A Polícia Federal estuda recorrer a um mecanismo internacional da Interpol para ampliar as investigações sobre o ex-banqueiro Daniel Vorcaro e localizar possíveis bens mantidos fora do Brasil. A medida envolve a chamada difusão prateada, ferramenta criada para facilitar a cooperação entre países na identificação de patrimônios ligados a investigados por supostos crimes.
A iniciativa ainda depende de etapas formais. Para que o nome de Vorcaro seja incluído na difusão prateada, a Polícia Federal precisa encaminhar o pedido à Interpol, que fará uma análise técnica para verificar se os critérios exigidos pelo mecanismo foram atendidos. Até o momento, não há informação de que a solicitação tenha sido formalizada.
Segundo informações divulgadas pelo Valor Econômico e confirmadas pela CNN Brasil, o tema já foi discutido internamente pela Polícia Federal e também foi objeto de conversas com Valdecy Urquiza, secretário-geral da Interpol.
Investigadores avaliam que o instrumento pode ampliar a capacidade de localizar ativos e recursos eventualmente mantidos pelo ex-banqueiro em outros países.
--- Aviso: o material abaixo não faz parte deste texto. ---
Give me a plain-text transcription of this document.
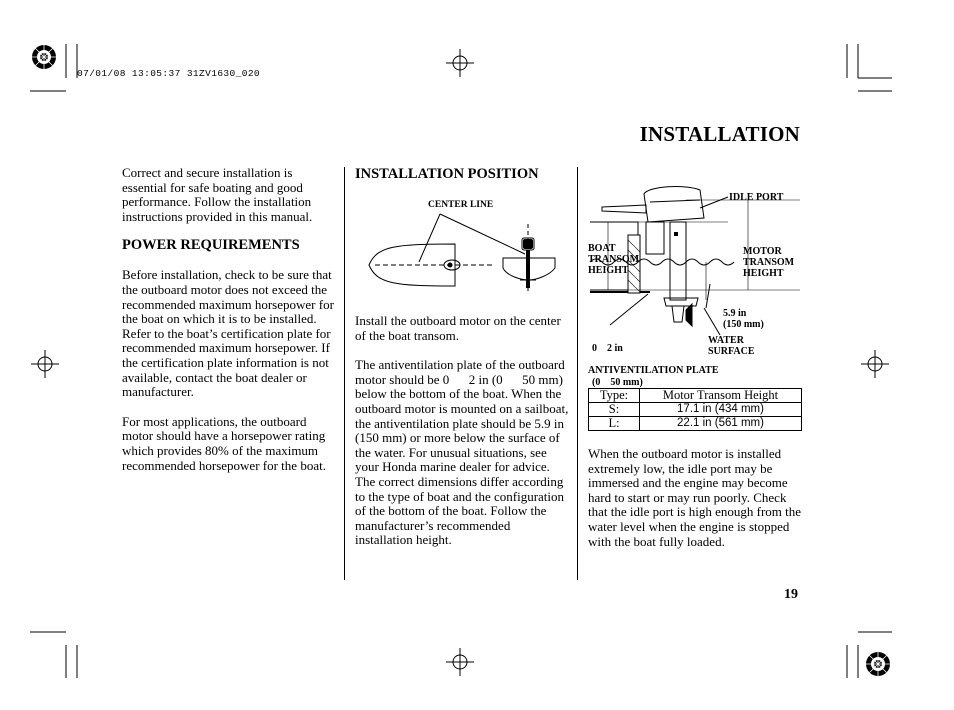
07/01/08 13:05:37 31ZV1630_020
INSTALLATION

Correct and secure installation is essential for safe boating and good performance. Follow the installation instructions provided in this manual.

POWER REQUIREMENTS

Before installation, check to be sure that the outboard motor does not exceed the recommended maximum horsepower for the boat on which it is to be installed. Refer to the boat’s certification plate for recommended maximum horsepower. If the certification plate information is not available, contact the boat dealer or manufacturer.

For most applications, the outboard motor should have a horsepower rating which provides 80% of the maximum recommended horsepower for the boat.

INSTALLATION POSITION
CENTER LINE

Install the outboard motor on the center of the boat transom.

The antiventilation plate of the outboard motor should be 0      2 in (0      50 mm) below the bottom of the boat. When the outboard motor is mounted on a sailboat, the antiventilation plate should be 5.9 in (150 mm) or more below the surface of the water. For unusual situations, see your Honda marine dealer for advice.

The correct dimensions differ according to the type of boat and the configuration of the bottom of the boat. Follow the manufacturer’s recommended installation height.

IDLE PORT
BOAT
TRANSOM
HEIGHT
MOTOR
TRANSOM
HEIGHT

0    2 in

(0    50 mm)

5.9 in
(150 mm)
WATER
SURFACE
ANTIVENTILATION PLATE
Type:	Motor Transom Height
S:	17.1 in (434 mm)
L:	22.1 in (561 mm)

When the outboard motor is installed extremely low, the idle port may be immersed and the engine may become hard to start or may run poorly. Check that the idle port is high enough from the water level when the engine is stopped with the boat fully loaded.

19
As apurações ocorrem no contexto da Operação Compliance Zero, que investiga supostas irregularidades envolvendo Vorcaro e pessoas ligadas ao seu grupo.
De acordo com informações publicadas pela imprensa, a PF também já teria demonstrado ao ministro André Mendonça, do Supremo Tribunal Federal (STF), interesse em utilizar mecanismos de cooperação internacional para rastrear patrimônio fora do território brasileiro.

Criada em 2025 e ainda em fase piloto, a difusão prateada funciona de forma semelhante à difusão vermelha da Interpol, utilizada para comunicação de ordens de prisão internacional. A diferença é que o novo mecanismo tem como objetivo localizar bens, recursos financeiros e patrimônios associados a pessoas investigadas.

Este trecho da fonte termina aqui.